User currently offlineStar_world From Ireland, joined Jun 2001, 1234 posts, RR: 0
Reply 1, posted (6 years 5 months 2 weeks 3 days 1 hour ago) and read 20766 times:

It depends on the winds - in some cases it will be very favourable to fly at that altitude if you have a strong tailwind.

I did a quick search on Flightaware and the highest altitude I found for a bizjet was FL450 on a G5. I have seen flights operating at FL490 a few times in the past though.


User currently offlineFlynavy From , joined Dec 1969, posts, RR:
Reply 2, posted (6 years 5 months 2 weeks 3 days 1 hour ago) and read 20760 times:



Quoting Osprey88 (Thread starter):
Is their ever any cause to for a pilot to fly his bizjet that high?

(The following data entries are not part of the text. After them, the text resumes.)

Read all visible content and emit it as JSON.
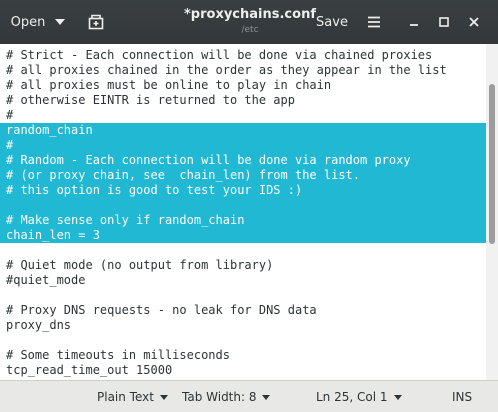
{
  "header": {
    "open_label": "Open",
    "title": "*proxychains.conf",
    "subtitle": "/etc",
    "save_label": "Save"
  },
  "editor": {
    "lines": [
      "#",
      "# Strict - Each connection will be done via chained proxies",
      "# all proxies chained in the order as they appear in the list",
      "# all proxies must be online to play in chain",
      "# otherwise EINTR is returned to the app",
      "#",
      "random_chain",
      "#",
      "# Random - Each connection will be done via random proxy",
      "# (or proxy chain, see  chain_len) from the list.",
      "# this option is good to test your IDS :)",
      "",
      "# Make sense only if random_chain",
      "chain_len = 3",
      "",
      "# Quiet mode (no output from library)",
      "#quiet_mode",
      "",
      "# Proxy DNS requests - no leak for DNS data",
      "proxy_dns",
      "",
      "# Some timeouts in milliseconds",
      "tcp_read_time_out 15000"
    ],
    "selection_color": "#21b8d3"
  },
  "statusbar": {
    "language": "Plain Text",
    "tab_width": "Tab Width: 8",
    "position": "Ln 25, Col 1",
    "mode": "INS"
  }
}
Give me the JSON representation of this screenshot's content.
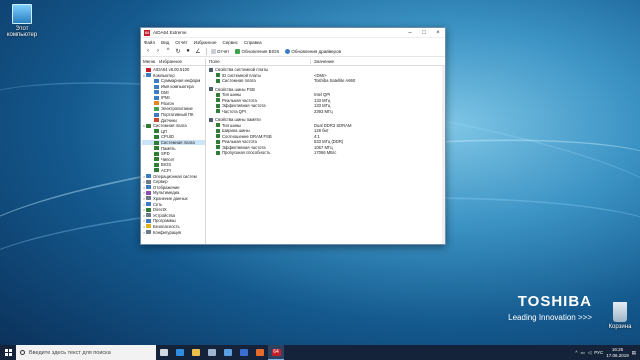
{
  "desktop": {
    "icons": [
      {
        "label": "Этот компьютер"
      },
      {
        "label": "Корзина"
      }
    ],
    "brand": {
      "logo": "TOSHIBA",
      "tagline": "Leading Innovation >>>"
    }
  },
  "window": {
    "app_icon": "64",
    "title": "AIDA64 Extreme",
    "menu": [
      "Файл",
      "Вид",
      "Отчёт",
      "Избранное",
      "Сервис",
      "Справка"
    ],
    "toolbar": {
      "report_label": "Отчёт",
      "bios_update_label": "Обновления BIOS",
      "driver_update_label": "Обновления драйверов"
    },
    "left_tabs": [
      "Меню",
      "Избранное"
    ],
    "tree": [
      {
        "label": "AIDA64 v6.00.5100",
        "exp": "",
        "color": "#c21f2c",
        "indent": 0
      },
      {
        "label": "Компьютер",
        "exp": "v",
        "color": "#3b7cc5",
        "indent": 0
      },
      {
        "label": "Суммарная информ",
        "exp": "",
        "color": "#3b7cc5",
        "indent": 2
      },
      {
        "label": "Имя компьютера",
        "exp": "",
        "color": "#3b7cc5",
        "indent": 2
      },
      {
        "label": "DMI",
        "exp": "",
        "color": "#3b7cc5",
        "indent": 2
      },
      {
        "label": "IPMI",
        "exp": "",
        "color": "#3b7cc5",
        "indent": 2
      },
      {
        "label": "Разгон",
        "exp": "",
        "color": "#e08a1e",
        "indent": 2
      },
      {
        "label": "Электропитание",
        "exp": "",
        "color": "#3fa34d",
        "indent": 2
      },
      {
        "label": "Портативный ПК",
        "exp": "",
        "color": "#3b7cc5",
        "indent": 2
      },
      {
        "label": "Датчики",
        "exp": "",
        "color": "#c24b2b",
        "indent": 2
      },
      {
        "label": "Системная плата",
        "exp": "v",
        "color": "#2f7d32",
        "indent": 0
      },
      {
        "label": "ЦП",
        "exp": "",
        "color": "#2f7d32",
        "indent": 2
      },
      {
        "label": "CPUID",
        "exp": "",
        "color": "#2f7d32",
        "indent": 2
      },
      {
        "label": "Системная плата",
        "exp": "",
        "color": "#2f7d32",
        "indent": 2,
        "selected": true
      },
      {
        "label": "Память",
        "exp": "",
        "color": "#2f7d32",
        "indent": 2
      },
      {
        "label": "SPD",
        "exp": "",
        "color": "#2f7d32",
        "indent": 2
      },
      {
        "label": "Чипсет",
        "exp": "",
        "color": "#2f7d32",
        "indent": 2
      },
      {
        "label": "BIOS",
        "exp": "",
        "color": "#2f7d32",
        "indent": 2
      },
      {
        "label": "ACPI",
        "exp": "",
        "color": "#2f7d32",
        "indent": 2
      },
      {
        "label": "Операционная систем",
        "exp": ">",
        "color": "#3b7cc5",
        "indent": 0
      },
      {
        "label": "Сервер",
        "exp": ">",
        "color": "#6c7a89",
        "indent": 0
      },
      {
        "label": "Отображение",
        "exp": ">",
        "color": "#3b7cc5",
        "indent": 0
      },
      {
        "label": "Мультимедиа",
        "exp": ">",
        "color": "#8a4fb0",
        "indent": 0
      },
      {
        "label": "Хранение данных",
        "exp": ">",
        "color": "#6c7a89",
        "indent": 0
      },
      {
        "label": "Сеть",
        "exp": ">",
        "color": "#3b7cc5",
        "indent": 0
      },
      {
        "label": "DirectX",
        "exp": ">",
        "color": "#2f7d32",
        "indent": 0
      },
      {
        "label": "Устройства",
        "exp": ">",
        "color": "#6c7a89",
        "indent": 0
      },
      {
        "label": "Программы",
        "exp": ">",
        "color": "#3b7cc5",
        "indent": 0
      },
      {
        "label": "Безопасность",
        "exp": ">",
        "color": "#e0b21e",
        "indent": 0
      },
      {
        "label": "Конфигурация",
        "exp": ">",
        "color": "#6c7a89",
        "indent": 0
      }
    ],
    "columns": {
      "field": "Поле",
      "value": "Значение"
    },
    "rows": [
      {
        "type": "section",
        "field": "Свойства системной платы",
        "value": ""
      },
      {
        "type": "item",
        "field": "ID системной платы",
        "value": "<DMI>"
      },
      {
        "type": "item",
        "field": "Системная плата",
        "value": "Toshiba Satellite A660"
      },
      {
        "type": "gap"
      },
      {
        "type": "section",
        "field": "Свойства шины FSB",
        "value": ""
      },
      {
        "type": "item",
        "field": "Тип шины",
        "value": "Intel QPI"
      },
      {
        "type": "item",
        "field": "Реальная частота",
        "value": "133 МГц"
      },
      {
        "type": "item",
        "field": "Эффективная частота",
        "value": "133 МГц"
      },
      {
        "type": "item",
        "field": "Частота QPI",
        "value": "2393 МГц"
      },
      {
        "type": "gap"
      },
      {
        "type": "section",
        "field": "Свойства шины памяти",
        "value": ""
      },
      {
        "type": "item",
        "field": "Тип шины",
        "value": "Dual DDR3 SDRAM"
      },
      {
        "type": "item",
        "field": "Ширина шины",
        "value": "128 бит"
      },
      {
        "type": "item",
        "field": "Соотношение DRAM:FSB",
        "value": "4:1"
      },
      {
        "type": "item",
        "field": "Реальная частота",
        "value": "533 МГц (DDR)"
      },
      {
        "type": "item",
        "field": "Эффективная частота",
        "value": "1067 МГц"
      },
      {
        "type": "item",
        "field": "Пропускная способность",
        "value": "17066 МБ/с"
      }
    ]
  },
  "taskbar": {
    "search_placeholder": "Введите здесь текст для поиска",
    "apps": [
      {
        "name": "task-view",
        "color": "#d0d8e0"
      },
      {
        "name": "edge",
        "color": "#2f8ee0"
      },
      {
        "name": "explorer",
        "color": "#e8c04a"
      },
      {
        "name": "store",
        "color": "#9fb6d0"
      },
      {
        "name": "mail",
        "color": "#5aa0e0"
      },
      {
        "name": "media",
        "color": "#3a6fd0"
      },
      {
        "name": "firefox",
        "color": "#e46b2a"
      },
      {
        "name": "aida64",
        "color": "#c21f2c",
        "label": "64",
        "active": true
      }
    ],
    "lang": "РУС",
    "time": "16:25",
    "date": "17.06.2019"
  }
}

Sure there is - like avoiding everyone else at lower flight levels.


User currently offlineN766UA From United States of America, joined Jul 1999, 8341 posts, RR: 23
Reply 3, posted (6 years 5 months 2 weeks 3 days 1 hour ago) and read 20761 times:



Quoting Osprey88 (Thread starter):
Is it more efficient at 50000ft?

Absolutely. The air is much less dense, and thus it takes far less work to punch through it. If they can get up there and the winds are favorable, they'd certainly be at an advantage.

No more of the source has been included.